Caso fique constatado o desacordo do valor aduaneiro declarado com o apurado, existem três penas previstas. A de perdimento, tipificada no artigo 689, inciso VI do Decreto 6.759/2009, a de multa de cem por cento sobre a diferença entre o valor real e o declarado, além dos tributos exigidos, exposto no parágrafo único do artigo 108 do Decreto-Lei nº 37/1966 e no artigo 703 do Regulamento Aduaneiro e a multa de cinquenta por cento, da diferença do imposto apurado em decorrência da inexatidão da informação, exposto no artigo 108 caput do Decreto-Lei nº 37/1966.

Nos moldes do artigo 112 do Código Tributário Nacional (CTN), a norma que imputa penalidade deve ser interpretada da forma mais benéfica ao acusado. Então, caso se vislumbre o subfaturamento, mesmo com má-fé, aplicar-se-á a pena de multa de cem por cento sobre a diferença da operação, ademais, caso não se vislumbre a má-fé, mas mero erro material, será aplicada a pena de cinquenta por cento sobre a diferença do imposto apurado.
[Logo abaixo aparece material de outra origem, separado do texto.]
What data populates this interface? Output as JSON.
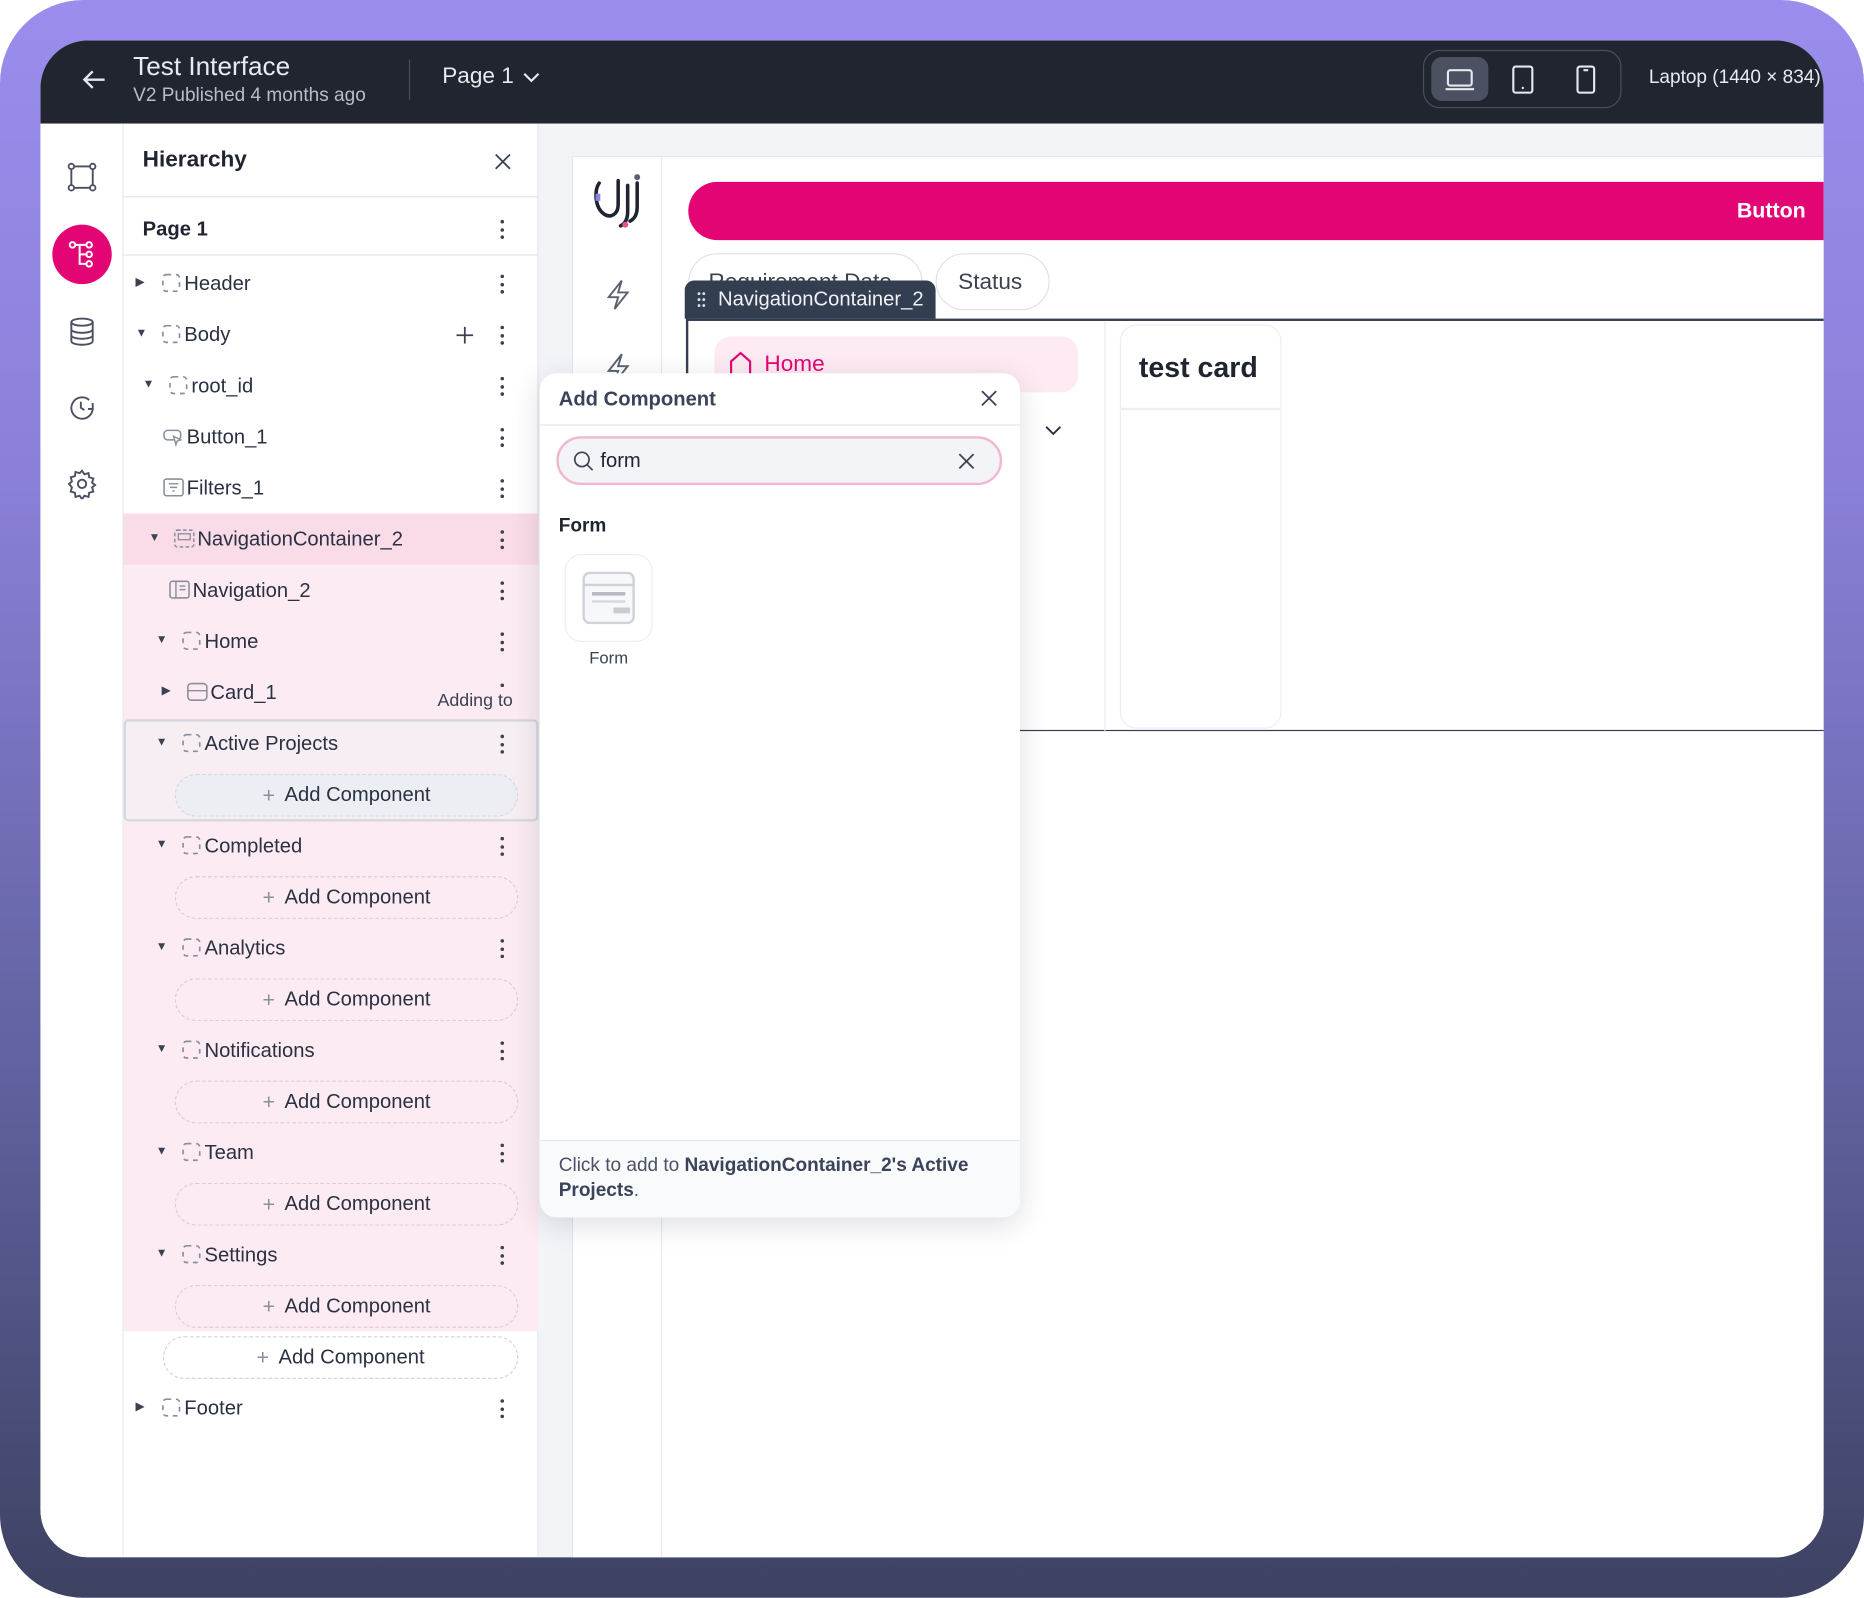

A pena de perdimento só aplicar-se-á nos casos de falsificação ou adulteração dolosa do documento necessário ao embarque e desembarque.

Ressalte-se que a aplicação dessas penalidades se dá mediante processo administrativo, tendo este que respeitar todas as garantias constitucionais e legais, como ampla defesa, contraditório, devido processo legal, propriedade privada, livre iniciativa, livre concorrência, livre exercício de atividade econômica, entre outros.

Por fim, se o procedimento de controle do valor aduaneiro for concluído com a verificação da conformidade dos valores declarados, a mercadoria será desembaraçada e entregue ao importador ou consignatário, devendo-se lembrar, porém, da possibilidade que o Fisco possui de promover uma Revisão Aduaneira, desde que ele não ultrapasse o prazo legal para realizá-la, não altere os critérios jurídicos que já tenha adotado quando desembaraçou os produtos, nem desrespeite os artigos 147 e 149 do Código Tributário Nacional.